Fake Colours – What We Think:
The sense of victory after completing a puzzle is one of the best aspects of a puzzle game. The trial and error that goes into each puzzle or the amount of time spent finding the solution makes that end goal so rewarding. It’s something that a lot of puzzle games fail to accomplish either because they are too easy or focus on other meta-game aspects. Fake Colours by Forthright Entertainment is a game that successfully nails the crucial “Eureka!” moment.
In Fake Colours, you have to move three colored blocks into their glowing colored space. Once you accomplish this, the stage ends and you are then graded on how quickly and how efficiently you completed it. Mechanically, it sounds easy but the game requires that colors can only move on spaces of the same color. Its simplistic, core idea is easy to grasp and the challenge comes from the level layouts themselves.
Hue Up For a Challenge?
There are 30 levels in the game that get progressively more difficult. Aesthetically, levels look the same but are varied enough to the point that they don’t feel the same to play. Early levels get you well situated with the game but by level 14 the game starts to get tougher. Overall, it’s definitely not an easy puzzle game.

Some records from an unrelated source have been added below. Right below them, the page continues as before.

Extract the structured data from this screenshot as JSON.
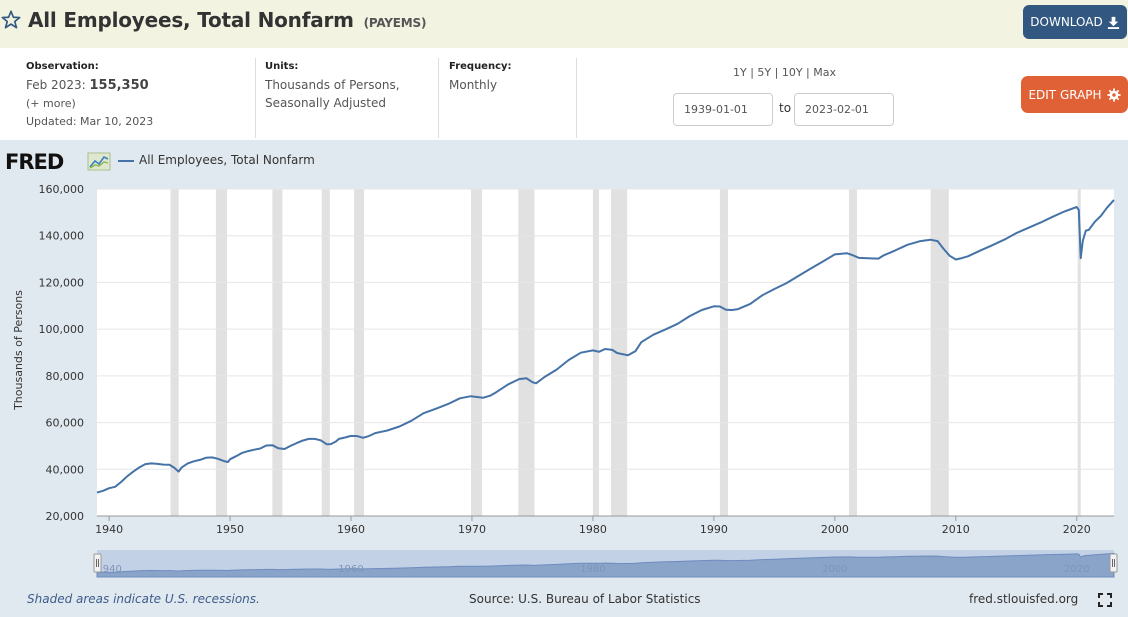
{
  "header": {
    "title": "All Employees, Total Nonfarm",
    "series_id": "(PAYEMS)",
    "download_label": "DOWNLOAD",
    "edit_graph_label": "EDIT GRAPH"
  },
  "meta": {
    "observation_label": "Observation:",
    "observation_date": "Feb 2023:",
    "observation_value": "155,350",
    "more_label": "(+ more)",
    "updated": "Updated: Mar 10, 2023",
    "units_label": "Units:",
    "units_line1": "Thousands of Persons,",
    "units_line2": "Seasonally Adjusted",
    "frequency_label": "Frequency:",
    "frequency_value": "Monthly"
  },
  "range": {
    "links": [
      "1Y",
      "5Y",
      "10Y",
      "Max"
    ],
    "start_date": "1939-01-01",
    "to_label": "to",
    "end_date": "2023-02-01"
  },
  "legend": {
    "logo_text": "FRED",
    "series_name": "All Employees, Total Nonfarm",
    "line_color": "#4572a7"
  },
  "footer": {
    "recession_note": "Shaded areas indicate U.S. recessions.",
    "source": "Source: U.S. Bureau of Labor Statistics",
    "url": "fred.stlouisfed.org"
  },
  "colors": {
    "title_bg": "#f3f3e1",
    "download_bg": "#325881",
    "edit_bg": "#e06135",
    "chart_bg": "#e1e9f0",
    "recession_fill": "#e1e1e1",
    "navigator_fill": "#8aa3c9"
  },
  "icons": [
    "star-icon",
    "download-icon",
    "gear-icon",
    "fred-chart-icon",
    "fullscreen-icon"
  ],
  "chart_data": {
    "type": "line",
    "title": "",
    "xlabel": "",
    "ylabel": "Thousands of Persons",
    "xlim": [
      1939.0,
      2023.08
    ],
    "ylim": [
      20000,
      160000
    ],
    "yticks": [
      20000,
      40000,
      60000,
      80000,
      100000,
      120000,
      140000,
      160000
    ],
    "ytick_labels": [
      "20,000",
      "40,000",
      "60,000",
      "80,000",
      "100,000",
      "120,000",
      "140,000",
      "160,000"
    ],
    "xticks": [
      1940,
      1950,
      1960,
      1970,
      1980,
      1990,
      2000,
      2010,
      2020
    ],
    "xtick_labels": [
      "1940",
      "1950",
      "1960",
      "1970",
      "1980",
      "1990",
      "2000",
      "2010",
      "2020"
    ],
    "navigator_labels": [
      "1940",
      "1960",
      "1980",
      "2000",
      "2020"
    ],
    "grid": "horizontal",
    "recessions": [
      [
        1945.08,
        1945.75
      ],
      [
        1948.83,
        1949.75
      ],
      [
        1953.5,
        1954.33
      ],
      [
        1957.58,
        1958.25
      ],
      [
        1960.25,
        1961.08
      ],
      [
        1969.92,
        1970.83
      ],
      [
        1973.83,
        1975.17
      ],
      [
        1980.0,
        1980.5
      ],
      [
        1981.5,
        1982.83
      ],
      [
        1990.5,
        1991.17
      ],
      [
        2001.17,
        2001.83
      ],
      [
        2007.92,
        2009.42
      ],
      [
        2020.08,
        2020.33
      ]
    ],
    "series": [
      {
        "name": "All Employees, Total Nonfarm",
        "x": [
          1939.0,
          1939.5,
          1940.0,
          1940.5,
          1941.0,
          1941.5,
          1942.0,
          1942.5,
          1943.0,
          1943.5,
          1944.0,
          1944.5,
          1945.0,
          1945.4,
          1945.75,
          1946.0,
          1946.5,
          1947.0,
          1947.5,
          1948.0,
          1948.5,
          1949.0,
          1949.5,
          1949.83,
          1950.0,
          1950.5,
          1951.0,
          1951.5,
          1952.0,
          1952.5,
          1953.0,
          1953.5,
          1954.0,
          1954.5,
          1955.0,
          1955.5,
          1956.0,
          1956.5,
          1957.0,
          1957.5,
          1958.0,
          1958.33,
          1958.75,
          1959.0,
          1959.5,
          1960.0,
          1960.5,
          1961.0,
          1961.5,
          1962.0,
          1963.0,
          1964.0,
          1965.0,
          1966.0,
          1967.0,
          1968.0,
          1969.0,
          1969.9,
          1970.5,
          1970.9,
          1971.5,
          1972.0,
          1973.0,
          1973.9,
          1974.5,
          1975.0,
          1975.3,
          1976.0,
          1977.0,
          1978.0,
          1979.0,
          1980.0,
          1980.5,
          1981.0,
          1981.6,
          1982.0,
          1982.9,
          1983.5,
          1984.0,
          1985.0,
          1986.0,
          1987.0,
          1988.0,
          1989.0,
          1990.0,
          1990.5,
          1991.0,
          1991.5,
          1992.0,
          1993.0,
          1994.0,
          1995.0,
          1996.0,
          1997.0,
          1998.0,
          1999.0,
          2000.0,
          2001.0,
          2001.5,
          2002.0,
          2003.0,
          2003.6,
          2004.0,
          2005.0,
          2006.0,
          2007.0,
          2007.9,
          2008.5,
          2009.0,
          2009.5,
          2010.0,
          2010.5,
          2011.0,
          2012.0,
          2013.0,
          2014.0,
          2015.0,
          2016.0,
          2017.0,
          2018.0,
          2019.0,
          2020.0,
          2020.17,
          2020.33,
          2020.5,
          2020.75,
          2021.0,
          2021.5,
          2022.0,
          2022.5,
          2023.08
        ],
        "values": [
          30000,
          30800,
          31900,
          32500,
          34600,
          37000,
          39000,
          40800,
          42200,
          42500,
          42300,
          42000,
          41900,
          40600,
          39000,
          40800,
          42500,
          43400,
          44000,
          44900,
          45100,
          44500,
          43500,
          43100,
          44300,
          45600,
          47000,
          47800,
          48400,
          48900,
          50200,
          50300,
          49000,
          48700,
          50000,
          51200,
          52300,
          53000,
          53000,
          52400,
          50700,
          50800,
          51900,
          53000,
          53600,
          54300,
          54200,
          53500,
          54300,
          55500,
          56600,
          58300,
          60800,
          64000,
          65900,
          67900,
          70400,
          71300,
          70900,
          70600,
          71500,
          73000,
          76400,
          78600,
          79000,
          77300,
          76800,
          79500,
          82700,
          86800,
          89900,
          90900,
          90300,
          91500,
          91100,
          89800,
          88800,
          90500,
          94400,
          97600,
          99900,
          102300,
          105600,
          108200,
          109800,
          109700,
          108300,
          108200,
          108600,
          110800,
          114500,
          117200,
          119700,
          122800,
          125900,
          128900,
          132000,
          132500,
          131600,
          130500,
          130300,
          130200,
          131500,
          133700,
          136100,
          137600,
          138300,
          137700,
          134300,
          131400,
          129800,
          130400,
          131200,
          133600,
          135900,
          138300,
          141100,
          143400,
          145600,
          148100,
          150400,
          152300,
          151000,
          130400,
          137800,
          142200,
          142500,
          146000,
          148500,
          152000,
          155350
        ]
      }
    ]
  }
}
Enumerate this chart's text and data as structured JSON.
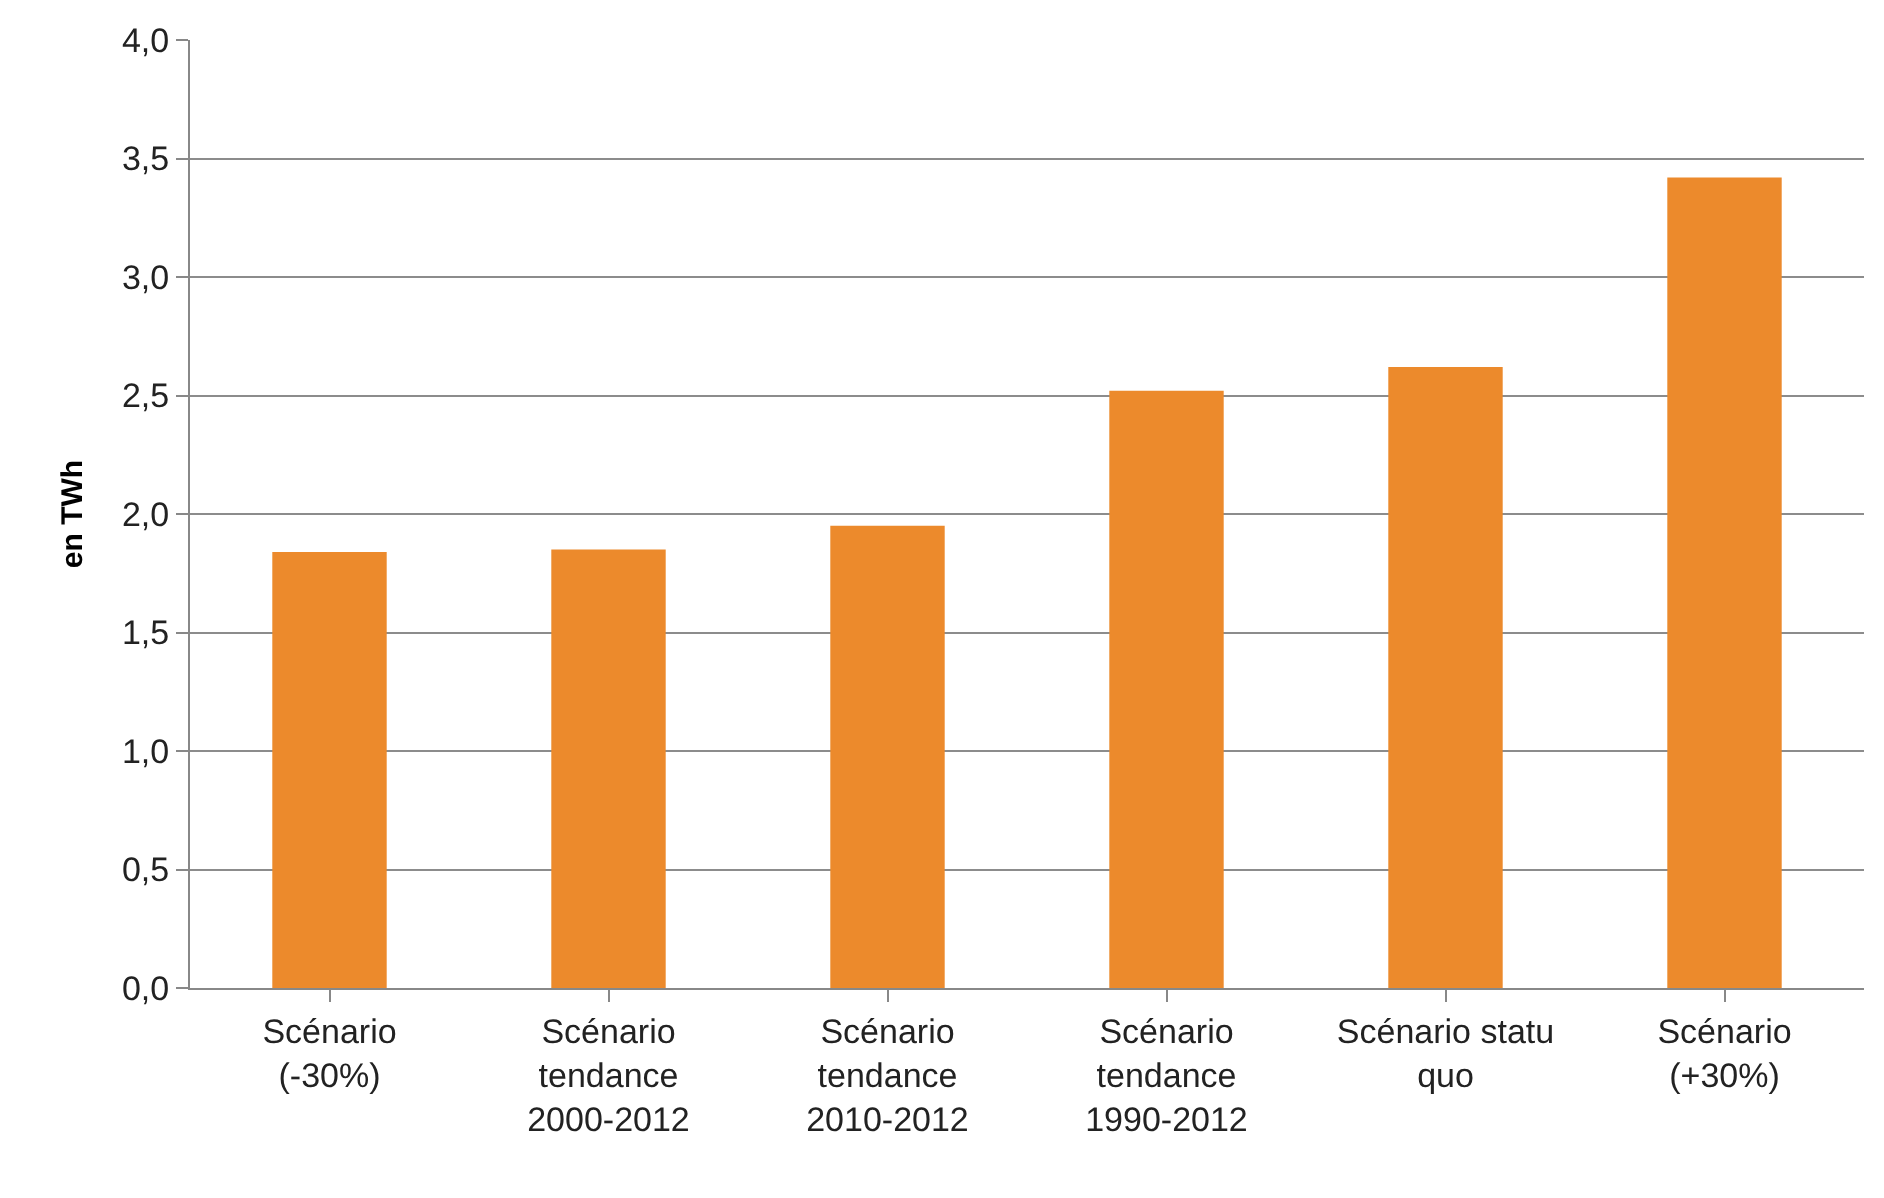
{
  "chart_data": {
    "type": "bar",
    "ylabel": "en TWh",
    "categories": [
      "Scénario (-30%)",
      "Scénario tendance 2000-2012",
      "Scénario tendance 2010-2012",
      "Scénario tendance 1990-2012",
      "Scénario statu quo",
      "Scénario (+30%)"
    ],
    "values": [
      1.84,
      1.85,
      1.95,
      2.52,
      2.62,
      3.42
    ],
    "color": "#ec8a2c",
    "ylim": [
      0,
      4
    ],
    "yticks": [
      {
        "value": 0,
        "label": "0,0"
      },
      {
        "value": 0.5,
        "label": "0,5"
      },
      {
        "value": 1,
        "label": "1,0"
      },
      {
        "value": 1.5,
        "label": "1,5"
      },
      {
        "value": 2,
        "label": "2,0"
      },
      {
        "value": 2.5,
        "label": "2,5"
      },
      {
        "value": 3,
        "label": "3,0"
      },
      {
        "value": 3.5,
        "label": "3,5"
      },
      {
        "value": 4,
        "label": "4,0"
      }
    ],
    "grid": "y"
  }
}
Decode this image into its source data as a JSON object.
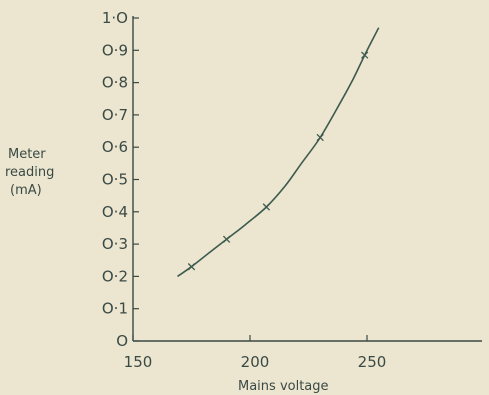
{
  "chart_data": {
    "type": "line",
    "title": "",
    "xlabel": "Mains voltage",
    "ylabel_lines": [
      "Meter",
      "reading",
      "(mA)"
    ],
    "xlim": [
      150,
      260
    ],
    "ylim": [
      0,
      1.0
    ],
    "x_ticks": [
      {
        "value": 150,
        "label": "150"
      },
      {
        "value": 200,
        "label": "200"
      },
      {
        "value": 250,
        "label": "250"
      }
    ],
    "y_ticks": [
      {
        "value": 0,
        "label": "O"
      },
      {
        "value": 0.1,
        "label": "O·1"
      },
      {
        "value": 0.2,
        "label": "O·2"
      },
      {
        "value": 0.3,
        "label": "O·3"
      },
      {
        "value": 0.4,
        "label": "O·4"
      },
      {
        "value": 0.5,
        "label": "O·5"
      },
      {
        "value": 0.6,
        "label": "O·6"
      },
      {
        "value": 0.7,
        "label": "O·7"
      },
      {
        "value": 0.8,
        "label": "O·8"
      },
      {
        "value": 0.9,
        "label": "O·9"
      },
      {
        "value": 1.0,
        "label": "1·O"
      }
    ],
    "points": [
      {
        "x": 175,
        "y": 0.23
      },
      {
        "x": 190,
        "y": 0.315
      },
      {
        "x": 207,
        "y": 0.415
      },
      {
        "x": 230,
        "y": 0.63
      },
      {
        "x": 249,
        "y": 0.885
      }
    ],
    "curve": [
      {
        "x": 169,
        "y": 0.2
      },
      {
        "x": 175,
        "y": 0.23
      },
      {
        "x": 182,
        "y": 0.27
      },
      {
        "x": 190,
        "y": 0.315
      },
      {
        "x": 198,
        "y": 0.36
      },
      {
        "x": 207,
        "y": 0.415
      },
      {
        "x": 215,
        "y": 0.48
      },
      {
        "x": 222,
        "y": 0.55
      },
      {
        "x": 230,
        "y": 0.63
      },
      {
        "x": 238,
        "y": 0.73
      },
      {
        "x": 244,
        "y": 0.81
      },
      {
        "x": 249,
        "y": 0.885
      },
      {
        "x": 255,
        "y": 0.97
      }
    ],
    "grid": false,
    "colors": {
      "line": "#3c5a4e",
      "marker": "#3c5a4e",
      "axis": "#3a4a45",
      "background": "#ece5cf"
    }
  }
}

You’ll do a lot of using certain blocks as bridges, which means that you can climb onto different colored blocks to help you get over spaces that are spaces a certain colored block can’t touch. The game can get real tricky when it adds spaces that change a block’s color or blocks that are stacked onto each other which can add more complexity. There is only one right way to complete a puzzle, which is limiting and makes the game a lot more about trial and error instead of a earning a serendipitous feeling of accomplishment.
The problem with Fake Colours lies both in its camera and controls; I felt like I could never get a good view of levels or a great handle on controlling the blocks. You have to press E to move the camera left and R to move it right, and it doesn’t move smoothly, but rather in 90 degree turns. When the camera controls are mapped to those two buttons and you are moving the blocks with WASD, it’s really awkward. The game also requires that in order to switch to a different colored block you have to click on it first, so sometimes blocks are out of view and you have to move the camera until they are in view in order to click on it; or simply click on the out of the way N key.
There is also no way move the view of the playfield up or down. When the game introduces stacked blocks, it makes things a lot more difficult to see. In my opinion, the game would have benefited from a smooth rotating, mouse controlled camera.
Visually the game is very bland. Levels have the same look to them so the game ends up feeling unexciting as a result. The game’s music is very relaxing (if a little bland), which in a way makes the game feel a bit more subdued.
Though the control issues and fixed viewpoints detract from the overall experience, the puzzle solving portion is still solid and challenging. If you’re interested in a puzzle solving game without a lot of gloss, I’d recommend Fake Colours.